Here are a few scenarios that show how these choices play out:
A SaaS startup brand kit
Primary font: Inter at weights 400, 500, 600, 700. Used for everything dashboard UI, marketing site, help docs, email templates. The brand kit contains text styles for each use case, color tokens mapped to light and dark modes, and a component library with buttons, form fields, and cards all using the Inter-based type scale.
A wellness consumer brand kit
Primary font: Plus Jakarta Sans for headings and UI. Paired with a simple serif for long-form editorial content. The brand kit in Figma includes social media templates, packaging mockup frames, and a shared illustration style all built on the same type foundation.
A fintech product brand kit
Primary font: Sora for its clarity with numbers and dense data layouts. The kit emphasizes monospaced number alignment for financial tables and includes specific text styles for currency displays, percentage labels, and chart annotations.
Quick checklist before you finalize your typeface choice
- Does the font have enough weights (at least 4) for your full type hierarchy?
- Have you tested it at your smallest body text size (usually 12–14px) for readability?

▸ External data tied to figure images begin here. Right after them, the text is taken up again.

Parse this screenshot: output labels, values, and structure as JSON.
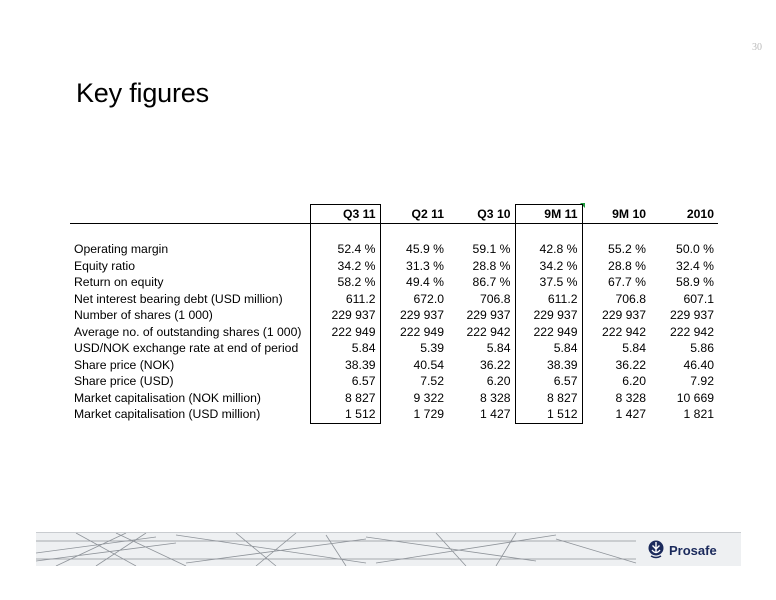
{
  "page_number": "30",
  "title": "Key figures",
  "table": {
    "headers": [
      "Q3 11",
      "Q2 11",
      "Q3 10",
      "9M 11",
      "9M 10",
      "2010"
    ],
    "rows": [
      {
        "label": "Operating margin",
        "values": [
          "52.4 %",
          "45.9 %",
          "59.1 %",
          "42.8 %",
          "55.2 %",
          "50.0 %"
        ]
      },
      {
        "label": "Equity ratio",
        "values": [
          "34.2 %",
          "31.3 %",
          "28.8 %",
          "34.2 %",
          "28.8 %",
          "32.4 %"
        ]
      },
      {
        "label": "Return on equity",
        "values": [
          "58.2 %",
          "49.4 %",
          "86.7 %",
          "37.5 %",
          "67.7 %",
          "58.9 %"
        ]
      },
      {
        "label": "Net interest bearing debt (USD million)",
        "values": [
          "611.2",
          "672.0",
          "706.8",
          "611.2",
          "706.8",
          "607.1"
        ]
      },
      {
        "label": "Number of shares (1 000)",
        "values": [
          "229 937",
          "229 937",
          "229 937",
          "229 937",
          "229 937",
          "229 937"
        ]
      },
      {
        "label": "Average no. of outstanding shares (1 000)",
        "values": [
          "222 949",
          "222 949",
          "222 942",
          "222 949",
          "222 942",
          "222 942"
        ]
      },
      {
        "label": "USD/NOK exchange rate at end of period",
        "values": [
          "5.84",
          "5.39",
          "5.84",
          "5.84",
          "5.84",
          "5.86"
        ]
      },
      {
        "label": "Share price (NOK)",
        "values": [
          "38.39",
          "40.54",
          "36.22",
          "38.39",
          "36.22",
          "46.40"
        ]
      },
      {
        "label": "Share price (USD)",
        "values": [
          "6.57",
          "7.52",
          "6.20",
          "6.57",
          "6.20",
          "7.92"
        ]
      },
      {
        "label": "Market capitalisation (NOK million)",
        "values": [
          "8 827",
          "9 322",
          "8 328",
          "8 827",
          "8 328",
          "10 669"
        ]
      },
      {
        "label": "Market capitalisation (USD million)",
        "values": [
          "1 512",
          "1 729",
          "1 427",
          "1 512",
          "1 427",
          "1 821"
        ]
      }
    ]
  },
  "logo": {
    "text": "Prosafe",
    "icon": "prosafe-logo-icon",
    "color": "#1b2a5c"
  },
  "colors": {
    "marker": "#1c9a3c",
    "footer_band": "#eef0f2"
  }
}
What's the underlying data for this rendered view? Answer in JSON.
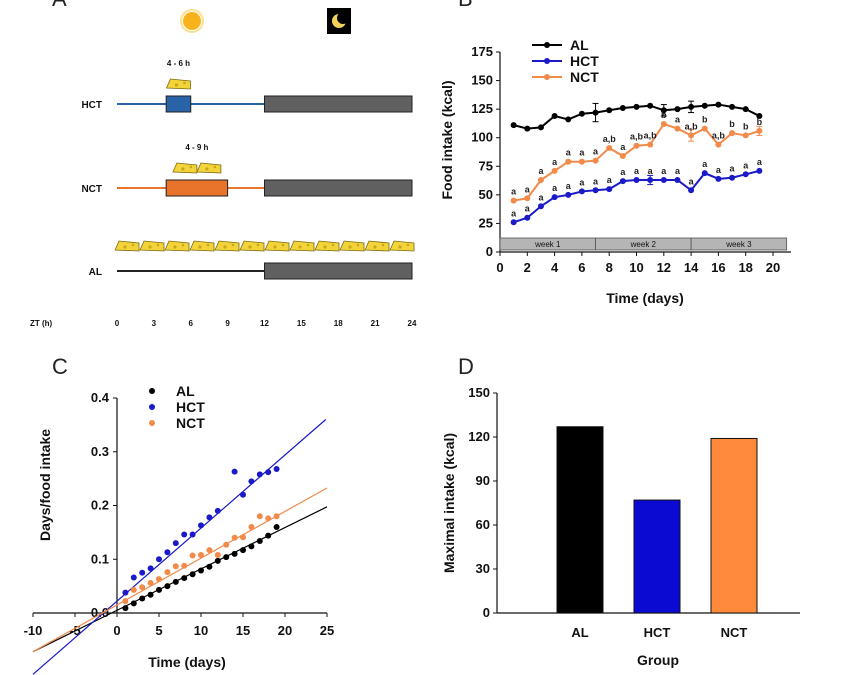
{
  "chart_data": [
    {
      "panel": "A",
      "type": "timeline",
      "label": "A",
      "groups": [
        {
          "name": "HCT",
          "color": "#2a63a8",
          "food_start_zt": 4,
          "food_end_zt": 6,
          "window_label": "4 - 6 h",
          "cheese_icons": 1
        },
        {
          "name": "NCT",
          "color": "#e8732a",
          "food_start_zt": 4,
          "food_end_zt": 9,
          "window_label": "4 - 9 h",
          "cheese_icons": 2
        },
        {
          "name": "AL",
          "color": "#222222",
          "food_start_zt": 0,
          "food_end_zt": 24,
          "window_label": "",
          "cheese_icons": 12
        }
      ],
      "dark_phase_zt": [
        12,
        24
      ],
      "xlabel": "ZT (h)",
      "xticks": [
        0,
        3,
        6,
        9,
        12,
        15,
        18,
        21,
        24
      ]
    },
    {
      "panel": "B",
      "type": "line",
      "label": "B",
      "xlabel": "Time (days)",
      "ylabel": "Food intake (kcal)",
      "xlim": [
        0,
        20
      ],
      "ylim": [
        0,
        175
      ],
      "xticks": [
        0,
        2,
        4,
        6,
        8,
        10,
        12,
        14,
        16,
        18,
        20
      ],
      "yticks": [
        0,
        25,
        50,
        75,
        100,
        125,
        150,
        175
      ],
      "x": [
        1,
        2,
        3,
        4,
        5,
        6,
        7,
        8,
        9,
        10,
        11,
        12,
        13,
        14,
        15,
        16,
        17,
        18,
        19
      ],
      "series": [
        {
          "name": "AL",
          "color": "#000000",
          "values": [
            111,
            108,
            109,
            119,
            116,
            121,
            122,
            124,
            126,
            127,
            128,
            124,
            125,
            127,
            128,
            129,
            127,
            125,
            119
          ]
        },
        {
          "name": "HCT",
          "color": "#1a1ac8",
          "values": [
            26,
            30,
            40,
            48,
            50,
            53,
            54,
            55,
            62,
            63,
            63,
            63,
            63,
            54,
            69,
            64,
            65,
            68,
            71
          ]
        },
        {
          "name": "NCT",
          "color": "#f28a4a",
          "values": [
            45,
            47,
            63,
            71,
            79,
            79,
            80,
            91,
            84,
            93,
            94,
            112,
            108,
            102,
            108,
            94,
            104,
            102,
            106
          ]
        }
      ],
      "errorbars": [
        {
          "series": "AL",
          "x": 7,
          "err": 8
        },
        {
          "series": "AL",
          "x": 12,
          "err": 5
        },
        {
          "series": "AL",
          "x": 14,
          "err": 5
        },
        {
          "series": "HCT",
          "x": 11,
          "err": 4
        },
        {
          "series": "NCT",
          "x": 14,
          "err": 5
        },
        {
          "series": "NCT",
          "x": 19,
          "err": 4
        }
      ],
      "week_bar": [
        {
          "label": "week 1",
          "start": 0,
          "end": 7
        },
        {
          "label": "week 2",
          "start": 7,
          "end": 14
        },
        {
          "label": "week 3",
          "start": 14,
          "end": 21
        }
      ],
      "annotations_hct": [
        "a",
        "a",
        "a",
        "a",
        "a",
        "a",
        "a",
        "a",
        "a",
        "a",
        "a",
        "a",
        "a",
        "a",
        "a",
        "a",
        "a",
        "a",
        "a"
      ],
      "annotations_nct": [
        "a",
        "a",
        "a",
        "a",
        "a",
        "a",
        "a",
        "a,b",
        "a",
        "a,b",
        "a,b",
        "b",
        "a",
        "a,b",
        "b",
        "a,b",
        "b",
        "b",
        "b"
      ]
    },
    {
      "panel": "C",
      "type": "scatter",
      "label": "C",
      "xlabel": "Time (days)",
      "ylabel": "Days/food intake",
      "xlim": [
        -10,
        25
      ],
      "ylim": [
        0,
        0.4
      ],
      "xticks": [
        -10,
        -5,
        0,
        5,
        10,
        15,
        20,
        25
      ],
      "yticks": [
        0.0,
        0.1,
        0.2,
        0.3,
        0.4
      ],
      "ytick_labels": [
        "0.0",
        "0.1",
        "0.2",
        "0.3",
        "0.4"
      ],
      "series": [
        {
          "name": "AL",
          "color": "#000000",
          "x": [
            1,
            2,
            3,
            4,
            5,
            6,
            7,
            8,
            9,
            10,
            11,
            12,
            13,
            14,
            15,
            16,
            17,
            18,
            19
          ],
          "y": [
            0.009,
            0.018,
            0.027,
            0.034,
            0.043,
            0.05,
            0.058,
            0.065,
            0.072,
            0.079,
            0.086,
            0.097,
            0.104,
            0.11,
            0.117,
            0.124,
            0.134,
            0.144,
            0.16
          ],
          "fit": {
            "slope": 0.0077,
            "intercept": 0.005
          }
        },
        {
          "name": "HCT",
          "color": "#1a1ac8",
          "x": [
            1,
            2,
            3,
            4,
            5,
            6,
            7,
            8,
            9,
            10,
            11,
            12,
            14,
            15,
            16,
            17,
            18,
            19
          ],
          "y": [
            0.038,
            0.066,
            0.075,
            0.083,
            0.1,
            0.113,
            0.13,
            0.146,
            0.146,
            0.163,
            0.178,
            0.19,
            0.263,
            0.22,
            0.245,
            0.258,
            0.262,
            0.268
          ],
          "fit": {
            "slope": 0.0136,
            "intercept": 0.022
          }
        },
        {
          "name": "NCT",
          "color": "#f28a4a",
          "x": [
            1,
            2,
            3,
            4,
            5,
            6,
            7,
            8,
            9,
            10,
            11,
            12,
            13,
            14,
            15,
            16,
            17,
            18,
            19
          ],
          "y": [
            0.022,
            0.043,
            0.048,
            0.056,
            0.063,
            0.076,
            0.087,
            0.088,
            0.107,
            0.108,
            0.117,
            0.108,
            0.127,
            0.14,
            0.141,
            0.16,
            0.18,
            0.176,
            0.18
          ],
          "fit": {
            "slope": 0.0087,
            "intercept": 0.015
          }
        }
      ]
    },
    {
      "panel": "D",
      "type": "bar",
      "label": "D",
      "xlabel": "Group",
      "ylabel": "Maximal intake (kcal)",
      "ylim": [
        0,
        150
      ],
      "yticks": [
        0,
        30,
        60,
        90,
        120,
        150
      ],
      "categories": [
        "AL",
        "HCT",
        "NCT"
      ],
      "values": [
        127,
        77,
        119
      ],
      "colors": [
        "#000000",
        "#0a0ad2",
        "#ff8a3c"
      ]
    }
  ]
}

- Does it support all the languages your brand needs (Latin Extended, Cyrillic, etc.)?
- Is the licensing clear and documented in your kit?
- Does it work with your color palette in both light and dark themes?
- Have you set up fallback fonts for web and email use?
- Did you create a specimen page inside your Figma kit so other designers can reference the type system?
- Are your text styles named with a consistent, scalable convention?
Next step: Open your Figma brand kit file today and audit your current type styles. If you're using more than two font families or more than five weights, simplify. Pick one strong modern sans serif, build your scale around it, and document every style with a clear name. That single cleanup will make every designer on your team faster and every deliverable more consistent.